東三河の農業や祭りを知ってもらおうと、東京・六本木ヒルズアリーナで24日に行われるイベント「エロティック東三河」で、夢をかなえる男性がいる。障害を抱えながら、さまざまな人の協力を経て、応援する豊橋市のご当地歌手・久美さんの晴れ舞台を観覧する。
「夜、寝られないくらいうれしい日々が続いています」。こう話すのは、現地に行くことが決まった豊橋市佐藤町の中村秀史さん(56)、通称「しゅわっち」さんだ。
2人の出会いは3~4年前の市内のアコースティックライブ。歌を披露する久美さんについて「言葉で表せないくらい素敵な歌声だった」と振り返る。以降、出演するイベントには可能な限り足を運び、最前列で応援し続けた中村さん。だが、そんな日々を突然、病魔が襲った。
昨年7月、大動脈解離を発症。ベッドから起き上がれない日々が続き、将来への不安にさいなまれていた中村さんを救ったのは久美さんだった。「寝たきりにならないでね」。

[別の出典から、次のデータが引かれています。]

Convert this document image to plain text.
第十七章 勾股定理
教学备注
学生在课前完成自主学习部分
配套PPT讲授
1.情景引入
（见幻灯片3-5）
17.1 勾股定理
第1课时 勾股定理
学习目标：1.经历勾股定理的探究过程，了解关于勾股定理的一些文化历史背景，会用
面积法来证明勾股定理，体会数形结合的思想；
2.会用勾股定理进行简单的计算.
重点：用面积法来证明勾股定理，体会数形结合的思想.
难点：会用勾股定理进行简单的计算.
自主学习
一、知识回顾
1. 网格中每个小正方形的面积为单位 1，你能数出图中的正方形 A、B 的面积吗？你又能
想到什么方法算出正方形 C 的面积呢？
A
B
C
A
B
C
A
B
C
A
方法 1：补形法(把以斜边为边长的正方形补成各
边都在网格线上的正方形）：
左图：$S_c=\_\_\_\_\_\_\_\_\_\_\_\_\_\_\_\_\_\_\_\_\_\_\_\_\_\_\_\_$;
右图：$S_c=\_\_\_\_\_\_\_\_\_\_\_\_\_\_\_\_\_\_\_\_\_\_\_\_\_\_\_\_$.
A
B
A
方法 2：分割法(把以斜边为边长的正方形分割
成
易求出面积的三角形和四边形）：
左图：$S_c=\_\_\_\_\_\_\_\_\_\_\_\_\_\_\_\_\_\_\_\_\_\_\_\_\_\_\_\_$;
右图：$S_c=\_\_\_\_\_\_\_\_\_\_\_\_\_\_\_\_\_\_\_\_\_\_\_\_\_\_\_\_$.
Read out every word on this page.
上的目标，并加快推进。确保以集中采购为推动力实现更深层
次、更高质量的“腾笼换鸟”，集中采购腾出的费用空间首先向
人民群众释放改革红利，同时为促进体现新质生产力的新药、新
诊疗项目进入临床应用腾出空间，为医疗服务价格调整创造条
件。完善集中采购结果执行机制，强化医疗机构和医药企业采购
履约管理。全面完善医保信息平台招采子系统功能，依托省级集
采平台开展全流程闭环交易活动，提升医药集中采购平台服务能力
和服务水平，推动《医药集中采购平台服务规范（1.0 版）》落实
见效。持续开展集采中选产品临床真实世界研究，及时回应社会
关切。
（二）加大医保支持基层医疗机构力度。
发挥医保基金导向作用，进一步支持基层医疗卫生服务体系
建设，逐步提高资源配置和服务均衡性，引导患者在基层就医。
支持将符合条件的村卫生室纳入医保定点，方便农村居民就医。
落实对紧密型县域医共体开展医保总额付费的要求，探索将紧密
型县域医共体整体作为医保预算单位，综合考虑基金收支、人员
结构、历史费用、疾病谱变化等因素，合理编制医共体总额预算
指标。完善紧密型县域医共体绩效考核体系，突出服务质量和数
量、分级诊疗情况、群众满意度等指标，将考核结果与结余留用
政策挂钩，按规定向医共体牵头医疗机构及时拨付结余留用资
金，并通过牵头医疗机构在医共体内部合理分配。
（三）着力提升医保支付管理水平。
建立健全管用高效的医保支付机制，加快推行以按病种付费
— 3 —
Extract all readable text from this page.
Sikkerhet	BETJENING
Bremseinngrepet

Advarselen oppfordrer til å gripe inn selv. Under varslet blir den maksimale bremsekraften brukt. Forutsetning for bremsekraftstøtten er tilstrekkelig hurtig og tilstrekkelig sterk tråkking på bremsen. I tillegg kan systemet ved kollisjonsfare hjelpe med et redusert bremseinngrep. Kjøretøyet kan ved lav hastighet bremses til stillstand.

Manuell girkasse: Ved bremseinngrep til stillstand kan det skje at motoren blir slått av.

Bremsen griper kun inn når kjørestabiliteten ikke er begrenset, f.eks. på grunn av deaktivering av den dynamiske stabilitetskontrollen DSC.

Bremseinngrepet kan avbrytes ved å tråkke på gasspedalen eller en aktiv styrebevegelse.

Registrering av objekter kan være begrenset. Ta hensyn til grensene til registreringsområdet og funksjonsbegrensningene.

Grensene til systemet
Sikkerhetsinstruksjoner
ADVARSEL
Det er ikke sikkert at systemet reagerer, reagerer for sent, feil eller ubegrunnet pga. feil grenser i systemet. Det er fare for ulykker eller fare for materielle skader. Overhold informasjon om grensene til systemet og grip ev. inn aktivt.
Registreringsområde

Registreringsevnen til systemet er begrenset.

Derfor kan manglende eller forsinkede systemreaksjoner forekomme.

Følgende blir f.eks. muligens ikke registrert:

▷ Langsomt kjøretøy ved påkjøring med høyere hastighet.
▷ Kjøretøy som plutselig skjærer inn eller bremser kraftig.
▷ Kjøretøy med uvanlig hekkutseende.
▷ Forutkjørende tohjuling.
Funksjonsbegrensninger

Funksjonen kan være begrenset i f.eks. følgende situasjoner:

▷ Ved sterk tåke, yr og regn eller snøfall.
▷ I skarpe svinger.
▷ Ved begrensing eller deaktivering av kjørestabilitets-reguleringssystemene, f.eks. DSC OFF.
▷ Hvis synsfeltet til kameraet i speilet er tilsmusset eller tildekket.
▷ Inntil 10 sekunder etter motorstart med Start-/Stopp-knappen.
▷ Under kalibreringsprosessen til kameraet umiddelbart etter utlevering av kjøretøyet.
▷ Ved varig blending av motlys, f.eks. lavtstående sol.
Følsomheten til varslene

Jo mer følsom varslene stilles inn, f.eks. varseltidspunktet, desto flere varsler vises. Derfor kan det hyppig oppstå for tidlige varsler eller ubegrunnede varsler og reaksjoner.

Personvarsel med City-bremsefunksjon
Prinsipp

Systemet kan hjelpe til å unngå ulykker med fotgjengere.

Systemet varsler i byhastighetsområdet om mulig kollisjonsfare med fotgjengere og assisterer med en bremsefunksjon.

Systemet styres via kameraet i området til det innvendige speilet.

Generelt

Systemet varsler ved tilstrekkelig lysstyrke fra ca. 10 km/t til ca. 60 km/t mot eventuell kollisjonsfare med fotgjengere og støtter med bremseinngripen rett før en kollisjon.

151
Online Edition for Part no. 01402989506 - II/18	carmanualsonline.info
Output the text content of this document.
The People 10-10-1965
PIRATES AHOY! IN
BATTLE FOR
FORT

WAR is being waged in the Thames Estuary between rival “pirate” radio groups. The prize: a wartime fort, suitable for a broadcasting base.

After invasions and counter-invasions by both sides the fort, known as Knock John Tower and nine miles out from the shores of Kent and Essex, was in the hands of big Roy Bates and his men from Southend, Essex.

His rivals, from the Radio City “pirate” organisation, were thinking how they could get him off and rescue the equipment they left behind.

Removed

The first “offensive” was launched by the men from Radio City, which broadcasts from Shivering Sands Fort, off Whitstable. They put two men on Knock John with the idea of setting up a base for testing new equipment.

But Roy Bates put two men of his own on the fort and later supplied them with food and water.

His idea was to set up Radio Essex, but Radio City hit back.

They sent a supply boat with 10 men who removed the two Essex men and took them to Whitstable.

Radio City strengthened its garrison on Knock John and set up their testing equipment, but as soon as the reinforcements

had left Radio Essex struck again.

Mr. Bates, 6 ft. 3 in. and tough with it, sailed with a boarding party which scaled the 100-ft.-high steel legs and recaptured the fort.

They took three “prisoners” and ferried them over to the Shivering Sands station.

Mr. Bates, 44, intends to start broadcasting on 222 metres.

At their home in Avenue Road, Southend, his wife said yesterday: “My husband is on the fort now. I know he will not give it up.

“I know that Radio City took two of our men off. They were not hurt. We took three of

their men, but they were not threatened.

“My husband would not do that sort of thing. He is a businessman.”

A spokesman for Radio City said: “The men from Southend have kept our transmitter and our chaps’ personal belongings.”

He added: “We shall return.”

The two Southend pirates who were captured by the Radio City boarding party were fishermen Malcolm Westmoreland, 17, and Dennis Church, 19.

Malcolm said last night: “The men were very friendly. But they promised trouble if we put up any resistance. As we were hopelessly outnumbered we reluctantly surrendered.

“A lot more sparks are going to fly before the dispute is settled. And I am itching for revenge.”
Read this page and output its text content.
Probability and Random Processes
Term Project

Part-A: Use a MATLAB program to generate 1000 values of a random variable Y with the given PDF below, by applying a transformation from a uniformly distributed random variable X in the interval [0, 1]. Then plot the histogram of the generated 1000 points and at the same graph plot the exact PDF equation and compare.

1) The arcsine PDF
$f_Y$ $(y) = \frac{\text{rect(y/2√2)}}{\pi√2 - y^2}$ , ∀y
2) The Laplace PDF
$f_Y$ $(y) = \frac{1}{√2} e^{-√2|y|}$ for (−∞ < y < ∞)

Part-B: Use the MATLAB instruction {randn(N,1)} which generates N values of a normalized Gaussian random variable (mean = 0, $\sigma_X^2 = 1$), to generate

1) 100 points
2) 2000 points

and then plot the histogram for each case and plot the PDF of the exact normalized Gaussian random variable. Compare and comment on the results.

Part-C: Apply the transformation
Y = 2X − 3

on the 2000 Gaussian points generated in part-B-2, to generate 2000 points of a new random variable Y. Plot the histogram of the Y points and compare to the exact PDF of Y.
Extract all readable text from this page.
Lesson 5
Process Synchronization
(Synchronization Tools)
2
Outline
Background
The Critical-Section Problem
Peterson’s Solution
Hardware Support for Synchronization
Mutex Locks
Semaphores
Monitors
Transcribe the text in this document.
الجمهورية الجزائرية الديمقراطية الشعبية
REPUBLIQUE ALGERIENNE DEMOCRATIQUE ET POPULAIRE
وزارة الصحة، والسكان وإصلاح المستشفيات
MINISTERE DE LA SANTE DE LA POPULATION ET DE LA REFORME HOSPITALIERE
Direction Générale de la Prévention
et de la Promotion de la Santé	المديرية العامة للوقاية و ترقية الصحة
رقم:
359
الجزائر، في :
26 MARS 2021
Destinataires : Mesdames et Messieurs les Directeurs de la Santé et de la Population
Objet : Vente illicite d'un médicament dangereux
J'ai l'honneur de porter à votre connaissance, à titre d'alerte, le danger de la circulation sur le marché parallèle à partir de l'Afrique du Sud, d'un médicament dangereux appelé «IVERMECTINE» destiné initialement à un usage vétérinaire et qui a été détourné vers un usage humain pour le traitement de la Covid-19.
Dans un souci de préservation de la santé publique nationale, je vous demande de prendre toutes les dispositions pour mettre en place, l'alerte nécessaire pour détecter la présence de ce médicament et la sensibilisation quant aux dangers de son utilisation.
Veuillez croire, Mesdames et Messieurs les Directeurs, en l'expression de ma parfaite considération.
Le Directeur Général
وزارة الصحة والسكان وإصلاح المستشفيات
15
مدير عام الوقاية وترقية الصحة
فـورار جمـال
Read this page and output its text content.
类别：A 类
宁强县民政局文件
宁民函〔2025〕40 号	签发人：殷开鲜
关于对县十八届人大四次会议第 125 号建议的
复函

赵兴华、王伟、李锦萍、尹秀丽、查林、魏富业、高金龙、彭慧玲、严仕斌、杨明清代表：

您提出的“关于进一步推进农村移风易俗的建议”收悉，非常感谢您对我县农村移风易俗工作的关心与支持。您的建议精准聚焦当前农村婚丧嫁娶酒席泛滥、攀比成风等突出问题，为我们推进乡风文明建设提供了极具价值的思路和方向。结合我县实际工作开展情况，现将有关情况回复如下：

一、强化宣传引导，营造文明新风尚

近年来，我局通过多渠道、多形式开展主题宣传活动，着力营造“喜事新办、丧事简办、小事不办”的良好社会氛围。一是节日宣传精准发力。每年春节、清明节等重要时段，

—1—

見舞いに来た久美さんの一言が、中村さんをリハビリに向かわせた。
現在でも、左足にまひが残っており、杖を使いながらでも長距離の歩行は難しい。1人での車いす移動も制限があり、「東京へ行きたいが、身体的に無理。地元でできることをやろう」と、初めて東京のステージに立つ久美さんらのため「エロティック東三河」の情報をSNSで熱心に発信してきた。
そんな中、絆づくりも目的に掲げる主催団体の寿プロジェクト側が、中村さんを六本木へ招待しようと計画。福祉車両のレンタル代と介護スタッフ2人の人件費を工面した。
「瞬きせずに目と心に焼き付けたい」と中村さん。久美さんへ「最高の歌声を響かせてほしい」と願う。
エロティック東三河では、東三河の食を紹介するブースやお祭りステージとして「豊橋鬼祭」(豊橋市)や「花祭」(東栄町)などの披露があるほか、久美さんらご当地歌手、田原出身のお笑いコンビ・オアシズ、豊橋出身のモデル桃月なしこさんらが登壇し、イベントを盛り上げる。